Anche a lui sicuramente Gesù domando, ad un certo punto: Che cosa cerchi?

E il giovane Piergiorgio, certamente con parole sue che qui posso solo immaginare, rispose: “Il mio desiderio è di stare con te e condividere con te l’onere e l’onore di annunciare il Vangelo”.

A distanza di 45 anni da giorno in cui fu consacrato, possiamo dire che Don Piergiorgio è stato fedele a quella intuizione vocazionale e all’impegno assunto con l’ordinazione sacerdotale.

Egli ha esercitato il suo ministero in maniera fedele. Possiamo dire che annunciato il Vangelo nelle modalità normali e quotidiane in cui lo fa ogni prete, con fedeltà e perseveranza. Amando davvero questo suo ministero. Ho potuto constatarlo negli ultimi anni quando - provato dalla malattia - non ha mai tuttavia voluto smettere il suo impegno pastorale, celebrando l’eucaristia e mettendosi a disposizione per il sacramento della penitenza.

Ma voglio mettere in evidenza due altri aspetti con cui, mi sembra, d. Piergiorgio ha annunciato il Vangelo e svolto il servizio di pastore. Non certo in alternativa allo svolgimento normale del suo ministero, ma come attuazione e conferma di esso.

Anzitutto ricordo la sua capacità di avere relazioni buone. Egli era una persona semplice, alla mano, che preferiva non esporsi e, nello stesso tempo, era caratterizzato da una grande finezza di relazioni.

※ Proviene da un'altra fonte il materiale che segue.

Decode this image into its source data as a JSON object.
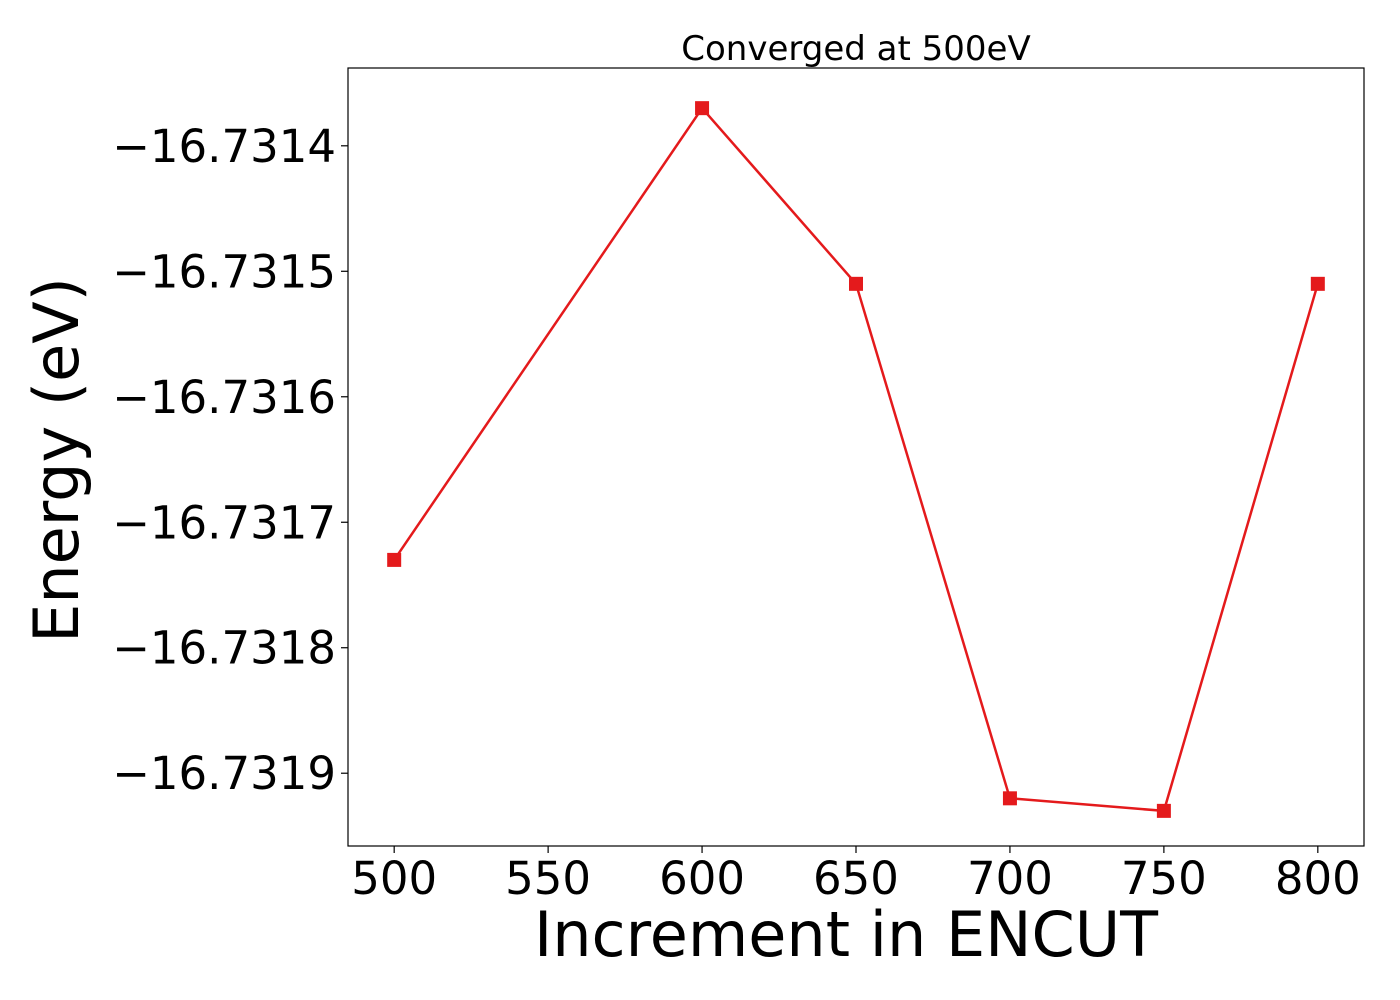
{
  "chart_data": {
    "type": "line",
    "title": "Converged at 500eV",
    "xlabel": "Increment in ENCUT",
    "ylabel": "Energy (eV)",
    "x": [
      500,
      600,
      650,
      700,
      750,
      800
    ],
    "series": [
      {
        "values": [
          -16.73173,
          -16.73137,
          -16.73151,
          -16.73192,
          -16.73193,
          -16.73151
        ],
        "color": "#e41a1c",
        "marker": "square"
      }
    ],
    "xticks": [
      500,
      550,
      600,
      650,
      700,
      750,
      800
    ],
    "xtick_labels": [
      "500",
      "550",
      "600",
      "650",
      "700",
      "750",
      "800"
    ],
    "yticks": [
      -16.7314,
      -16.7315,
      -16.7316,
      -16.7317,
      -16.7318,
      -16.7319
    ],
    "ytick_labels": [
      "−16.7314",
      "−16.7315",
      "−16.7316",
      "−16.7317",
      "−16.7318",
      "−16.7319"
    ],
    "xlim": [
      485,
      815
    ],
    "ylim": [
      -16.731958,
      -16.731338
    ],
    "grid": false,
    "legend": false
  }
}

Una finezza che si esprimeva nella capacità di ascolto, di rispetto (“mai sentito chiacchierare di nessuno”), di gentilezza, di grande accoglienza, di sana tolleranza.

Era di poche parole e riservato. Interveniva quando era sicuro che l’interlocutore poteva comprenderlo, altrimenti preferiva tacere”.

Aveva un animo capace di nutrire sane, belle e forti amicizie. “Non ha mai fatto ferie. Per ristorare il suo animo andava a trovare un amico e questo gli era sufficiente”.

Una relazionalità quindi buona, sana, costruttiva, riconciliatrice. Una prova di questa buona relazionalità è stato l’inserimento facile e cordiale avvenuto nella Casa del Clero di Treviso (che ringrazio di cuore per l’accoglienza riservatagli): tutti gli volevano bene.

Io credo che una relazionalità così sia un requisito fondamentale e bellissimo per un pastore. Un modo per annunciare – vivendolo - il Vangelo di Gesù.

In secondo luogo d. Piergiorgio ha annunciato il Vangelo attraverso il modo con cui ha vissuto la malattia e la sofferenza. Ci sono stati dei momenti, in questi ultimi anni, in cui pensando a lui mi veniva subito in mente la figura di Giobbe; con la differenza che dalla bocca di d. Piergiorgio non ho mai sentito un lamento o una recriminazione o un compiangimento.

È stato per noi tutti (per me posso dirlo sicuramente), un esempio di come portare la croce al seguito di Gesù con fede, amore riconoscente e speranza.

E anche questo è un modo per dare verità al proprio ministero di pastore che spesso deve sostenere e incoraggiare chi vive nella tribolazione e nella prova. Farlo non solo a parole ma con la propria vita, diventa molto convincente.

 

Caro Don Piergiorgio, siamo qui per accompagnarti con la nostra preghiera di suffragio all’incontro con il Signore.

Invochiamo su di te la sua misericordia infinita, che bruci con il fuoco del suo amore le debolezze e le miserie legate alla nostra fragile natura umana e ti doni il premio promesso ai servi fedeli, dicendoti: “Vieni, entra nella gioia del tuo Signore!”".